Recognizing the Poetic Value of Film

Two unconventional filmmakers weave together 'visual poems,' relying on spontaneous methods to explore moods and textures

'The mason is one of the few free souls. He persists in his work and has a cheerful conscience, a faith in his work.... In times which become uncivil he knows how to cheer, how to speak, how to endure. His every movement is Happiness."

Those words were published in 1980 not by a mason but by a filmmaker, who wanted his work to reflect the same spirit of "orderly belief" found by honest laborers in other fields. His name was Gregory J. Markopoulos, and although his career ended with his death in 1992, his name has been increasingly heard in recent months.

Most prominently, the Whitney Museum of American Art in New York devoted a wide-ranging retrospective to his films last spring, including such highly regarded works as "Twice a Man," starring Academy Award-winning actress Olympia Dukakis, and "Swain," featuring his longtime associate Robert Beavers.

Since then, Beavers has launched a campaign to shore up the Temenos Foundation, an archive devoted to preserving and sharing the many hours of film produced by both Markopoulos and Beavers since their careers began in the early 1940s and middle 1960s, respectively.

Markopoulos never told conventional stories in his films. He was less a spinner of tales than a weaver of visual poems, taking pleasure in light, form, color, and movement for their own sakes.

Mr. Beavers takes the same approach. The spectator must play an "active" role when watching these films, he told me in a recent interview. "The intention is to touch a vital, living quality within the very elements of film," he continued, "and to animate these elements in such a way that the images and sounds vibrate with life. That can only be done if [the filmmaker feels] an intense emotion toward what he is reaching out for," be it a person, a landscape, or a color scheme.
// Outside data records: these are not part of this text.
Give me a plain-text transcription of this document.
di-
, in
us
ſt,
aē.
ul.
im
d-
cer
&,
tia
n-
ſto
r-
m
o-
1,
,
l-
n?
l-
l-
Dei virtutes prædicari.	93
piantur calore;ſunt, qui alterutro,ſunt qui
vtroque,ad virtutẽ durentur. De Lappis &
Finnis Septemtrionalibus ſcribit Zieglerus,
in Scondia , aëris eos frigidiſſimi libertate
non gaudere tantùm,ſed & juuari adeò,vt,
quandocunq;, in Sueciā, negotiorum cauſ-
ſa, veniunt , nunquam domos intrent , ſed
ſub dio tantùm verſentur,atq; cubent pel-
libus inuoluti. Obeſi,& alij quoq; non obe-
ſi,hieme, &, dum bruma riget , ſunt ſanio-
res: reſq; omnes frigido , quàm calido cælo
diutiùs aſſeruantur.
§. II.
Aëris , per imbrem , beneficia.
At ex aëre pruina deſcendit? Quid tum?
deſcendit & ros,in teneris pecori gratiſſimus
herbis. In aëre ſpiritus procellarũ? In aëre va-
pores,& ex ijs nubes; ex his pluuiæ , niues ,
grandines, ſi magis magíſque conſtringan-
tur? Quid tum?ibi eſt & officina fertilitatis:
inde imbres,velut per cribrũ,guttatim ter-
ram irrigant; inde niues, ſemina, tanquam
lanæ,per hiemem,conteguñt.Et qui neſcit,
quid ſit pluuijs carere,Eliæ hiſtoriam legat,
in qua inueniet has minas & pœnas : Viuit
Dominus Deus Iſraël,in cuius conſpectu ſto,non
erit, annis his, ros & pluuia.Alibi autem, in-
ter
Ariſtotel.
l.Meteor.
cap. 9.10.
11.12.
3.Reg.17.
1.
This description suggests a similarity between making films and composing or playing music. In keeping with that idea, Beavers and Markopoulos have often relied on spontaneous, almost improvisatory methods as a way of exploring moods, textures, locations, editing rhythms, and visual "melodies" without attaching these to a plot or story.

"The structures are very precise but are not based on narrative or photoplay," Beavers explains. "The spectator has to learn the cadence, the balance between the various elements."

Is this a chore for the viewer? "I don't think it's very difficult," Beavers says, "because the images are very clear and the value of color is very developed. Color can even take on a narrative meaning, and the spectator experiences this, as well as the vitality of the editing."

This belief in the poetic value of film is connected with the strong interest both Beavers and Markopoulos have always taken in poetic literature.

"When one writes a lyric poem," Beavers says, "he is animating language on the most basic level. It demands enormous, living strength to be able to write in this way.... That's why there are so few truly mature lyric poets.

"But it's from this use of language that a great deal of poetry draws its strength. With film it's the very same. If the filmmaker is allowed to develop and find resources to continue his work, then [the films] mature and have a consistency, and there is form to the entire body of work."

The purpose of the Temenos Foundation is to preserve the body of films by Markopoulos and Beavers and to present them for public viewing in surroundings the filmmakers have found appropriate. The ideal place for this, Markopoulos found years ago, is an open-air location in the rural area of Lissara, Greece, near the birthplace of his father.

Begun in the '70s and still incomplete, the Temenos is planned as a cinematic library holding many films as well as more than 250 volumes of printed materials including letters, notebooks, articles, and plans for film projects.

When finished, the Temenos might be for cinema what Beyreuth is for the music of Richard Wagner, who designed that German theater as an ideal showcase for operas as ambitious (and lengthy) as Markopoulos's film cycles. Markopoulos was American, but moved to Greece in 1967 after becoming disillusioned with the poor climate for serious film in the United States.

During the 1980s, his films were shown many times in the outdoor Greek setting that he saw as the ideal context for his work. "There's no distraction there," says Beavers, describing the experience had by moviegoers who made the journey to these events, pitching tents in the countryside or renting rooms from the 100 or so villagers who live in the area.

"The purpose was to allow people to see something that would remain with them. This is unfortunately the very opposite of what happens with most film, which is not retained. In fact, the [Hollywood] industry is built upon the spectator not retaining it!"

Beavers realizes there is no mass audience for the works of a film poet described by Whitney curator John G. Hanhardt as "a romantic whose vision conveys a belief in the truths of tradition and the possibility of myth in modernity." But he remains faithful to the idea of poetic film as an important art form, and as a needed antidote to the superficiality of most commercial movies.

The completion of the Temenos is important, he insists, "because film is usually not recognized or even considered on this [artistic] level. This is a great opportunity, with repercussions that can help the future of the medium."